The Rev. Walter J. Schmitz, a professor of theology who helped institute the reforms of the Second Vatican Council, died Thursday of heart failure at St. Martin's Home for the Aged in Catonsville. He was 87.

"This was a man who knew every ritual by heart, who studied [the practices] for years prior to the Council," said the Rev. Melvin C. Blanchette, his colleague at Catholic University in Washington for more than 20 years. Both were members of the Society of St. Sulpice order.

Father Blanchette praised Father Schmitz's dedication to the church, particularly during the controversial changes of the 1960s and 1970s, when Masses began to be celebrated in English instead of Latin, and priests faced the congregation, not the altar.

"He was a courageous, compassionate individual with a deep love for the Roman Catholic Church and for the Catholic tradition," Father Blanchette said.

Born and educated in Madison, Wis., he entered the Sulpician tTC Seminary in Washington in the early 1920s and was ordained in 1934 in the Archdiocese of Milwaukee.

In 1935, he joined the faculty of the Sulpician Seminary, where he also was treasurer for more than 30 years.
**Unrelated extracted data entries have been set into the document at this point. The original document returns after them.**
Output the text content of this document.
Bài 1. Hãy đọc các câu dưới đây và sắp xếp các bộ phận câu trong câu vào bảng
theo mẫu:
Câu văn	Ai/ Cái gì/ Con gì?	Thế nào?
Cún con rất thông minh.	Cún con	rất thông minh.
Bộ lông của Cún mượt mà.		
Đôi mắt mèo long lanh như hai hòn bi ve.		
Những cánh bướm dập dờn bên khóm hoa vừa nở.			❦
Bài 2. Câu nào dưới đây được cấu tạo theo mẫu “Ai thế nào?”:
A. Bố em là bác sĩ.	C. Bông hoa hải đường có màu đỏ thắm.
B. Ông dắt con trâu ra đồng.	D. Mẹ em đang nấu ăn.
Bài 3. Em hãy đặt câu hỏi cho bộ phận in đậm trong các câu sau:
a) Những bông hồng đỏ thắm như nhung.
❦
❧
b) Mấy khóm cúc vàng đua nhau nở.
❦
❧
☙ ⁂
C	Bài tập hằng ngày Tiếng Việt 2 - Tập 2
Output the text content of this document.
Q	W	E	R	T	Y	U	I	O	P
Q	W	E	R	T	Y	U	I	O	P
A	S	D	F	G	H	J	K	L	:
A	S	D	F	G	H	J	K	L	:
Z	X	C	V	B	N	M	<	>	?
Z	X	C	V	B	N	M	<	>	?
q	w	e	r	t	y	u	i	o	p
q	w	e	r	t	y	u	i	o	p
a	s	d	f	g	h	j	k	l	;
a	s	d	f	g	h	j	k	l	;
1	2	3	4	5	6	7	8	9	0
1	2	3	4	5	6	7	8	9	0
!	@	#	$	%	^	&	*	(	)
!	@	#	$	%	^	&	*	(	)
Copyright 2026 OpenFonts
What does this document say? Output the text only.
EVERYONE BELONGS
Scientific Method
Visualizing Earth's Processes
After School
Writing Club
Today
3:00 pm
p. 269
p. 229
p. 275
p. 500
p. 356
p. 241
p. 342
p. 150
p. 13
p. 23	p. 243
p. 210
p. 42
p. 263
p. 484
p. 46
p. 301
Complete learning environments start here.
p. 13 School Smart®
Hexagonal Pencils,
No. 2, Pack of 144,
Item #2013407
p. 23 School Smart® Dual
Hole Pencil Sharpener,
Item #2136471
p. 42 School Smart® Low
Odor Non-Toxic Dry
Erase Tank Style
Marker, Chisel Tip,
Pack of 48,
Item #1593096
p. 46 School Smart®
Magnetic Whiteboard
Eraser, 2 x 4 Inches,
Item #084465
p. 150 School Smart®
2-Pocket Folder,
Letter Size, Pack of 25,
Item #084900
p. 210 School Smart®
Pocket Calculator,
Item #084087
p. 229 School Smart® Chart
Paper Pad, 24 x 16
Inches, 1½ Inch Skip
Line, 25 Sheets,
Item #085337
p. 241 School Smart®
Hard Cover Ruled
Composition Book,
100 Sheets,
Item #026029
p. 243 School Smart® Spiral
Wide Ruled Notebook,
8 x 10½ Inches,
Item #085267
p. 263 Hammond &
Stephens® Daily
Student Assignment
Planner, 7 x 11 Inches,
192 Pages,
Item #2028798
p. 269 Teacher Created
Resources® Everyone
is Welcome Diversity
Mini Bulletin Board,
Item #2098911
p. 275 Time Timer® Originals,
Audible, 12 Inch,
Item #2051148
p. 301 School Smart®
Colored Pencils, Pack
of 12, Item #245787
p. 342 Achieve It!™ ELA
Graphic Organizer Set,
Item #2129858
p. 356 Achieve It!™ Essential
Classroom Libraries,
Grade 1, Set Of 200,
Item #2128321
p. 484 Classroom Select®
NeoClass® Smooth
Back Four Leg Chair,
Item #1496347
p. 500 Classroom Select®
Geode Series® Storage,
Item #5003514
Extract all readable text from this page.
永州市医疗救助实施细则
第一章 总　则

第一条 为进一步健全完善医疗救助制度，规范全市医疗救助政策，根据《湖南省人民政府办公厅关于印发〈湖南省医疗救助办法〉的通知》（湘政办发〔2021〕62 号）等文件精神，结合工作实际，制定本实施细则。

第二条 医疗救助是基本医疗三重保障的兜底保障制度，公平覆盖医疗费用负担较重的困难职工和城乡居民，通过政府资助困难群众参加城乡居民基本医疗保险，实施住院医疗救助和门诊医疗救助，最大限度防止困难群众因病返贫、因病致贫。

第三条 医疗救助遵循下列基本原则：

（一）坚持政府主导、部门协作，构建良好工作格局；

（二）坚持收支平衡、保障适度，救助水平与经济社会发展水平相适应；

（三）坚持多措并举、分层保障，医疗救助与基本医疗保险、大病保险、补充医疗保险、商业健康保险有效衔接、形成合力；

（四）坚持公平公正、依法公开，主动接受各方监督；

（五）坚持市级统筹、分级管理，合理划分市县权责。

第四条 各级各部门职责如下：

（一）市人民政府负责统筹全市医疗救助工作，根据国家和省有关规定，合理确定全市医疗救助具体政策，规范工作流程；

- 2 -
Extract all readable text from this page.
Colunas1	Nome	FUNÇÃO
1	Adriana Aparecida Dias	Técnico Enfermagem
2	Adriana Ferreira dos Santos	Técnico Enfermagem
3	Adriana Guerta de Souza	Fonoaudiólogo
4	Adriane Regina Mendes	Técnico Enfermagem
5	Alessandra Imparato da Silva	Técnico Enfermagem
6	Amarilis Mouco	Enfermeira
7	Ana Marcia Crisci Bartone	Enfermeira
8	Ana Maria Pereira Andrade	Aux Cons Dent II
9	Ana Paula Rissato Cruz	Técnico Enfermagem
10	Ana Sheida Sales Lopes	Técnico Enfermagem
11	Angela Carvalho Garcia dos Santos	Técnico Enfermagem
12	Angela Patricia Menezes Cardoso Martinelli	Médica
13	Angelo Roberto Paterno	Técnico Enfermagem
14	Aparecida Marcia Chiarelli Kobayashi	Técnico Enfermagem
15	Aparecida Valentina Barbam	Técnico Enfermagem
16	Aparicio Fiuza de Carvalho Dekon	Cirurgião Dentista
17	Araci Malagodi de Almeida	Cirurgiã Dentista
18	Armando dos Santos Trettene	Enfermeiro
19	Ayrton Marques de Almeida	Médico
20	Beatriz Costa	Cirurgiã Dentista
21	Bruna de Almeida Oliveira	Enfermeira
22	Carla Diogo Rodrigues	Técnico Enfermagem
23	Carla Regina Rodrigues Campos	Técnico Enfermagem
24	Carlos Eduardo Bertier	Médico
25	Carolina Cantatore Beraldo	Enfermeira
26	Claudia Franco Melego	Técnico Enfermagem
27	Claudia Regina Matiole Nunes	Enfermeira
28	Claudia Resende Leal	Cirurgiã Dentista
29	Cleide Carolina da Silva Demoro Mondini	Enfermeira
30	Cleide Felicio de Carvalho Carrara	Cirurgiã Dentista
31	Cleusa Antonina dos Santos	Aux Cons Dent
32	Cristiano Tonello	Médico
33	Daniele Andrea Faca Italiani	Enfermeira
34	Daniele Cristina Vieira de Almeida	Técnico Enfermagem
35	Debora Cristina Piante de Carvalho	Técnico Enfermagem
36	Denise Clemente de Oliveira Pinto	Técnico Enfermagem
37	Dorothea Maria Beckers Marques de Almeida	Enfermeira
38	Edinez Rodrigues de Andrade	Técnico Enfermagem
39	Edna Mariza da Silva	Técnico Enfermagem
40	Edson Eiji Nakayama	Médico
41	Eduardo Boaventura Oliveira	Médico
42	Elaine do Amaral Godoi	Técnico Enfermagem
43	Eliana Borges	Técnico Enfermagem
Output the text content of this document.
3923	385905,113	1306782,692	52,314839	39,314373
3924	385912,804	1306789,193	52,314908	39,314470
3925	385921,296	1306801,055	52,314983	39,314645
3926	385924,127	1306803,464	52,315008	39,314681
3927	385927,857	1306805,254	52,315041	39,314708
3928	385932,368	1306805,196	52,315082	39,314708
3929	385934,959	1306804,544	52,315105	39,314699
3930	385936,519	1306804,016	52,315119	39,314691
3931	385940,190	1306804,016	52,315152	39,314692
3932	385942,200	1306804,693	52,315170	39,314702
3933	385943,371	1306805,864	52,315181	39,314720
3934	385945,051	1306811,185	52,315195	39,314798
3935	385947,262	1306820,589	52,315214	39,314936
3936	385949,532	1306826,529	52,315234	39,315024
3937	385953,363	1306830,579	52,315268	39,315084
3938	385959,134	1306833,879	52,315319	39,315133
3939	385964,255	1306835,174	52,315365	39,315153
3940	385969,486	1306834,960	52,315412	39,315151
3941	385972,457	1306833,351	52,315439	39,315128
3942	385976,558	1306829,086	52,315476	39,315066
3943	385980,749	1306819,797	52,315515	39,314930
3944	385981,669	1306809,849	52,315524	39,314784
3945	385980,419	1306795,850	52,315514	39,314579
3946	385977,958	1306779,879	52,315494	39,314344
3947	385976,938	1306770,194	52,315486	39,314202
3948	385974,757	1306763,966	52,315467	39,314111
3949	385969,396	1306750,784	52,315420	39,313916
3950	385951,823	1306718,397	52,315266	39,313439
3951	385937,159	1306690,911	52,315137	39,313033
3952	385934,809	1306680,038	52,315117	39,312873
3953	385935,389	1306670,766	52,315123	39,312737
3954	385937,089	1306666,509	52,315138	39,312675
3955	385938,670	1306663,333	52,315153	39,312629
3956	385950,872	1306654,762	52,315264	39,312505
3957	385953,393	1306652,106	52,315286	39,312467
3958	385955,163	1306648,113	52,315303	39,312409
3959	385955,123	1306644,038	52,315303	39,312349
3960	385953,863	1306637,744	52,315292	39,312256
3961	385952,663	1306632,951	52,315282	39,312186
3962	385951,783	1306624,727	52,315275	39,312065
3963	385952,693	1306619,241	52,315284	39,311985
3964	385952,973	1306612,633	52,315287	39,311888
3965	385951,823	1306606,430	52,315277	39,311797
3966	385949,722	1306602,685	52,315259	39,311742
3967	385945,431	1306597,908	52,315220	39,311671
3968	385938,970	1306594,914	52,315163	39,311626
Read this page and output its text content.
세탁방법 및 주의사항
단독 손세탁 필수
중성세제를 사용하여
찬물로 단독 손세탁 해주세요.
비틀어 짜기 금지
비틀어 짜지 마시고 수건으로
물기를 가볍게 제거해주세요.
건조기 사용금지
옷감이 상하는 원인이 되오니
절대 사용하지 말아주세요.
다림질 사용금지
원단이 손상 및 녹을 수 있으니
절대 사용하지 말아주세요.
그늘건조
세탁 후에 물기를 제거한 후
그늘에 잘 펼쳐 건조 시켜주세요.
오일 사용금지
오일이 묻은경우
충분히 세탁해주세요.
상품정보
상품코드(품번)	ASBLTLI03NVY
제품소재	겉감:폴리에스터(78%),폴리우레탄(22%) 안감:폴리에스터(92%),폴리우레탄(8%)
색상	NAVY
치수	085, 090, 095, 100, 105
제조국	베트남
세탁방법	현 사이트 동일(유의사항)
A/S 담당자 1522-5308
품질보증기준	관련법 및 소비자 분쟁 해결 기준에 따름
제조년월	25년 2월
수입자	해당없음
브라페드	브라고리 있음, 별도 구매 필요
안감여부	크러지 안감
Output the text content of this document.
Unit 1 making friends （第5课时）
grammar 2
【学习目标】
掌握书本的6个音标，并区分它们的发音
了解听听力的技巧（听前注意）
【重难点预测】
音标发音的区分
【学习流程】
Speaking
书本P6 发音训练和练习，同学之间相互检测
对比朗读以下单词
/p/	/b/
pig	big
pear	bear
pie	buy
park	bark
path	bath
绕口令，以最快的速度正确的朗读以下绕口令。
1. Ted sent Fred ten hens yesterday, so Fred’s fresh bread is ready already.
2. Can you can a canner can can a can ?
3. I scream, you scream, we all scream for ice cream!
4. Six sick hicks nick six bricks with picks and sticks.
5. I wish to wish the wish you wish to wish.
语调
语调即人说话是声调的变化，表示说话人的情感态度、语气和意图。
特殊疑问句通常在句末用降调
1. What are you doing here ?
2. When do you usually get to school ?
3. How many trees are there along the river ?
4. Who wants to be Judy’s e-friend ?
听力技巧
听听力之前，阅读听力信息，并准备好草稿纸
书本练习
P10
In 1950, he left the seminary job and became an instructor of liturgy at Catholic University, where he was promoted to assistant professor in 1953, associate professor in 1961 and ordinary professor in 1965.

In 1961 he was named dean of sacred theology, a position he held until 1970. He served as an acting dean from 1971 until his retirement in 1973.

After retiring, Father Schmitz was a professor emeritus and senior lecturer until 1986.

Father Schmitz held masters and doctoral degrees in theology from Catholic University.

He moved to St. Charles Villa, the Sulpician retirement community in Catonsville, in 1986.

A Mass of Christian burial will be celebrated at 11 a.m. tomorrow in the chapel of St. Martin's Home for the Aged, 603 Maiden Choice Lane, Catonsville.

Survivors include a brother, Mark Schmitz of Los Angeles; and many nieces and nephews.

Memorial donations may be made to the Sulpician Retirement Fund, c/o the Sulpician Fathers Provincial Office, 5408 Roland Ave., Baltimore, 21210.